Requiem for a Dream has been dethroned as the director’s most upsetting work, but don’t let that deter you.
This weekend, idiots, pearl-clutchers, and smart, measured critics alike will be horrified by Darren Aronofky’s mother!. It’s a tight, nasty little film that will inevitably do more harm than good and alienate the vast majority of the audience it attracted. I quite liked it.
For those staying home (maybe your Moviepass card hasn’t arrived yet–there’s quite a backup), be advised, or be forewarned, that Aronofsky’s sophomore film, Requiem for a Dream is now on Netflix. A film that now holds the distinction as the filmmaker’s second-most disturbing. Not that that’s really saying much.
Requiem is a relatively straightforward movie, considering the Aronofsky canon. It’s a dark, relentless movie about addiction with a deeply committed cast and some of the most upsetting scenes in cinema. Briefly, it is a movie centered around the mother/son relationship of Sara and Harry Goldfarb. Sara (a typically peerless Ellen Burstyn) is a scared, small woman, who spends all her time watching, and obsessing over television. Her son, Harry (Jared Leto), simply loves doing drugs with his girlfriend (Jennifer Connelly) and his best friend (Marlon Wayans). Predictably, all four of these people are headed for misery.
As uncompromising and alienating as it is, it’s also a deeply human film. Aronofsky’s trademark flair for the self-indulgent is here, as is his increasingly exhausting depictions of terror committed against women. But there’s reason behind the horror. Requiem is a film as much about love as it is about the distinctly human ability for self-destruction.

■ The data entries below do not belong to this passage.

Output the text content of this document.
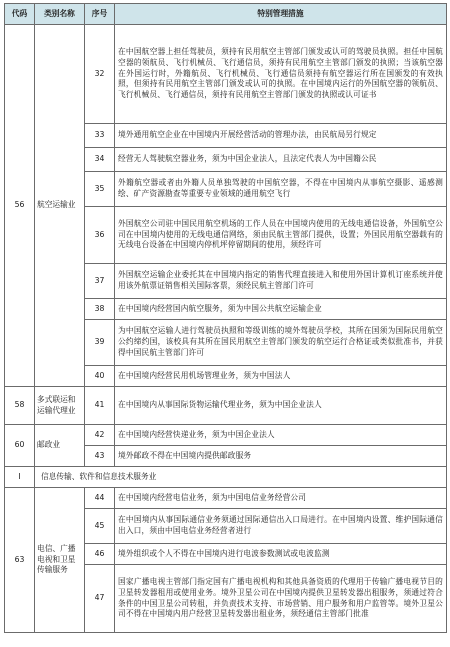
代码	类别名称	序号	特别管理措施
56	航空运输业	32	在中国航空器上担任驾驶员，须持有民用航空主管部门颁发或认可的驾驶员执照。担任中国航空器的领航员、飞行机械员、飞行通信员，须持有民用航空主管部门颁发的执照；当该航空器在外国运行时，外籍航员、飞行机械员、飞行通信员须持有航空器运行所在国颁发的有效执照，但须持有民用航空主管部门颁发或认可的执照。在中国境内运行的外国航空器的领航员、飞行机械员、飞行通信员，须持有民用航空主管部门颁发的执照或认可证书
		33	境外通用航空企业在中国境内开展经营活动的管理办法，由民航局另行规定
		34	经营无人驾驶航空器业务，须为中国企业法人，且法定代表人为中国籍公民
		35	外籍航空器或者由外籍人员单独驾驶的中国航空器，不得在中国境内从事航空摄影、遥感测绘、矿产资源勘查等重要专业领域的通用航空飞行
		36	外国航空公司驻中国民用航空机场的工作人员在中国境内使用的无线电通信设备，外国航空公司在中国境内使用的无线电通信网络，须由民航主管部门提供，设置；外国民用航空器载有的无线电台设备在中国境内停机坪停留期间的使用，须经许可
		37	外国航空运输企业委托其在中国境内指定的销售代理直接进入和使用外国计算机订座系统并使用该外航票证销售相关国际客票，须经民航主管部门许可
		38	在中国境内经营国内航空服务，须为中国公共航空运输企业
		39	为中国航空运输人进行驾驶员执照和等级训练的境外驾驶员学校，其所在国须为国际民用航空公约缔约国，该校具有其所在国民用航空主管部门颁发的航空运行合格证或类似批准书，并获得中国民航主管部门许可
		40	在中国境内经营民用机场管理业务，须为中国法人
58	多式联运和运输代理业	41	在中国境内从事国际货物运输代理业务，须为中国企业法人
60	邮政业	42	在中国境内经营快递业务，须为中国企业法人
		43	境外邮政不得在中国境内提供邮政服务
I	信息传输、软件和信息技术服务业		
63	电信、广播电视和卫星传输服务	44	在中国境内经营电信业务，须为中国电信业务经营公司
		45	在中国境内从事国际通信业务须通过国际通信出入口局进行。在中国境内设置、维护国际通信出入口，须由中国电信业务经营者进行
		46	境外组织或个人不得在中国境内进行电波参数测试或电波监测
		47	国家广播电视主管部门指定国有广播电视机构和其他具备资质的代理用于传输广播电视节目的卫星转发器租用或使用业务。境外卫星公司在中国境内提供卫星转发器出租服务，须通过符合条件的中国卫星公司转租，并负责技术支持、市场营销、用户服务和用户监管等。境外卫星公司不得在中国境内用户经营卫星转发器出租业务，须经通信主管部门批准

Love is both the glue and the real villain of the movie, allowing our protagonists to take from, and give to, each other, more and more, until their minds and souls are exhausted. It’s a spiraling economy of spirit that ends in, well, less than favorable results for any of them. There’s no possible happy ending here. The moment the film begins, you feel what you’re about to see is utterly inevitable.
And it is. Even for a film nearly two decades old, it’s a distinctly real, distinctly modern film whose morals and subject matter are continually all too relevant. It’s not easy to watch, but it may just be essential to. Whether or not mother! survives its opening weeks at the box office is yet to be seen, but there’s no way in hell it’ll have the lasting impact, or importance, of Requiem for a Dream.